I suppose the Bloc 11 Café in Union Square, Somerville was an appropriate place to interview artist Phyllis Ewen. The café’s walls are covered with artwork, and it seems to house a vibe of creative energy. Ewen appeared to fit in nicely with the buzz I was feeling here. This Somerville artist is hard to label. She has a habit of collaborating with other artists, and has even worked with a poet—pairing images with her words. Ewen uses water as a metaphor for many things in her body of work-or body of water, as the case may be. Water to her represents consumerism, waste, abundance, and scarcity. She has created collages of maps and texts to explore the divisions (dams, man-made boundaries) humans have imposed on world culture. She explores the use of water to divide, it rivers and oceans a conduit for imperialism, all this is perfect fodder for her art.

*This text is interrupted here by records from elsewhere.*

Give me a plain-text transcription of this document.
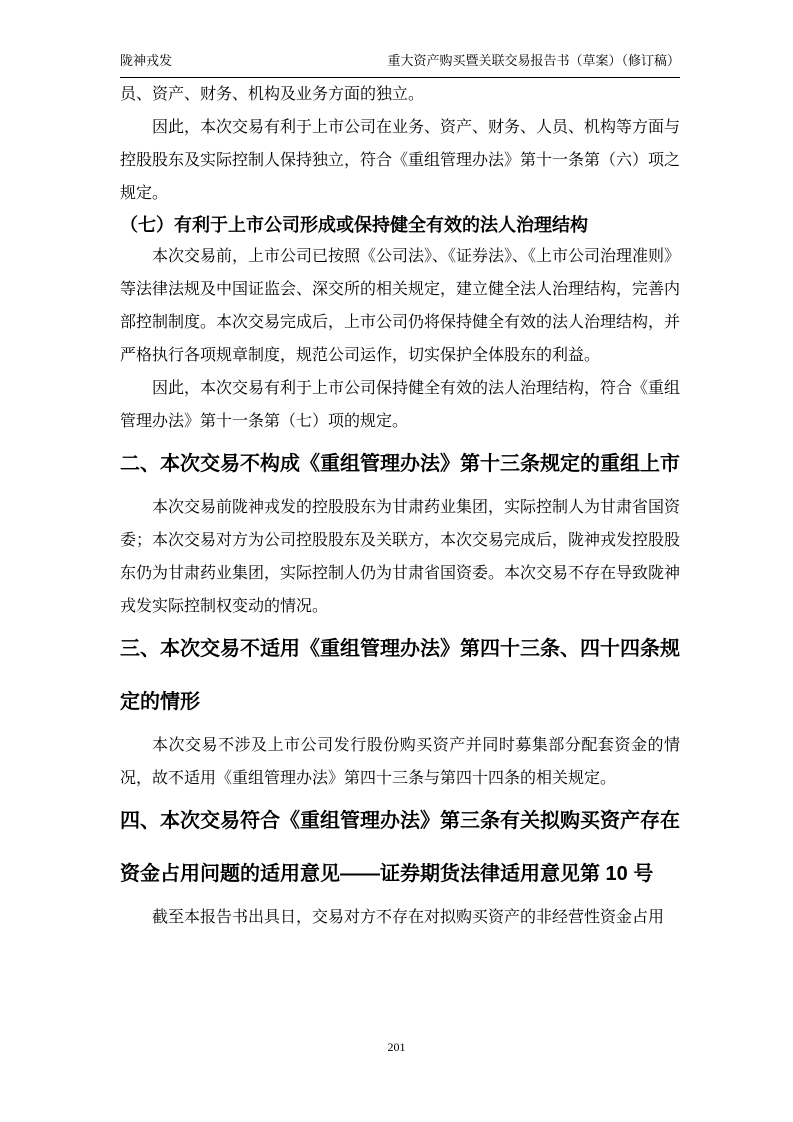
陇神戎发	重大资产购买暨关联交易报告书（草案）（修订稿）

员、资产、财务、机构及业务方面的独立。

因此，本次交易有利于上市公司在业务、资产、财务、人员、机构等方面与控股股东及实际控制人保持独立，符合《重组管理办法》第十一条第（六）项之规定。

（七）有利于上市公司形成或保持健全有效的法人治理结构

本次交易前，上市公司已按照《公司法》、《证券法》、《上市公司治理准则》等法律法规及中国证监会、深交所的相关规定，建立健全法人治理结构，完善内部控制制度。本次交易完成后，上市公司仍将保持健全有效的法人治理结构，并严格执行各项规章制度，规范公司运作，切实保护全体股东的利益。

因此，本次交易有利于上市公司保持健全有效的法人治理结构，符合《重组管理办法》第十一条第（七）项的规定。

二、本次交易不构成《重组管理办法》第十三条规定的重组上市

本次交易前陇神戎发的控股股东为甘肃药业集团，实际控制人为甘肃省国资委；本次交易对方为公司控股股东及关联方，本次交易完成后，陇神戎发控股股东仍为甘肃药业集团，实际控制人仍为甘肃省国资委。本次交易不存在导致陇神戎发实际控制权变动的情况。

三、本次交易不适用《重组管理办法》第四十三条、四十四条规定的情形

本次交易不涉及上市公司发行股份购买资产并同时募集部分配套资金的情况，故不适用《重组管理办法》第四十三条与第四十四条的相关规定。

四、本次交易符合《重组管理办法》第三条有关拟购买资产存在资金占用问题的适用意见——证券期货法律适用意见第 10 号

截至本报告书出具日，交易对方不存在对拟购买资产的非经营性资金占用

201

Ewen has a space at the Brickbottom Studios in Somerville, and in fact is a founding member of this living and working enclave for artists. Originally Ewen worked in the Charles Webb Warehouse in East Cambridge but she and other artists were forced to vacate by the landlord. So in 1982 she joined a group of 100 artists who found an old warehouse in the outskirts of Union Square—that became Brickbottom. Ewen believes it was once an old A&P building. Through a lottery people chose their own spaces. They also formed a cooperative so people without the resources to own a space would be able to afford one. Ewen loves the milieu of the building because when artists live in close proximity they feed on the creativity that pulses through the environs.
Ewen’s work with themes of water started years ago when her young daughter Georgia made a little drawing of a boat. It was a simple, childlike picture of Ewen and her driving a boat. From this spark Ewin created a series of images of her daughter’s boat (painted in acrylic) as the boat moved through the water—all with colorful islands and backdrops.
In 2003 Ewen became involved with the printmaking project Proof in Print in which she brought prints from South Africa and the United States to Havana, Cuba. There she met the Cuban artist Janette Brossard. She collaborated with her and the two had an exhibit of interrelated installations titled: Oferta, Azul, Freedom Water, and Lost & found. Their work used water as metaphor for issues of contemporary society. Brossard’s work with wine labels influenced Ewen to create a series of prettified bottled water with labels like Holy Water, Rain Water, etc…
Now the poet in me had to inquire about Ewen’s work with Cambridge poet Denise Bergman. The two collaborated on a project named: The Space Between. Bergman sent Ewen a poem titled Petroglyph and Ewen sort of deconstructed the poem. She excerpted fragments, rearranged words—created new combinations. This led the pair to work on a sequence of Bergman’s poems. This lead to a sculptural wall piece. Both artists are intrigued by the way words and images expand and change as they are passed back and forth. The poem was transformed by image and altered text.
As our discussion rolled on Ewen continued to talk in her rapid fire cadence about her work with maps, her use of weather graphs, collages, and other materials. I must admit I was a bit overwhelmed by the breadth of her work. But Ewen, like other Somerville artists I have interviewed, contribute to this wonderful mix of artists, dreamers, polymaths, and creative people that live in work in the Paris of New England, Somerville, Mass.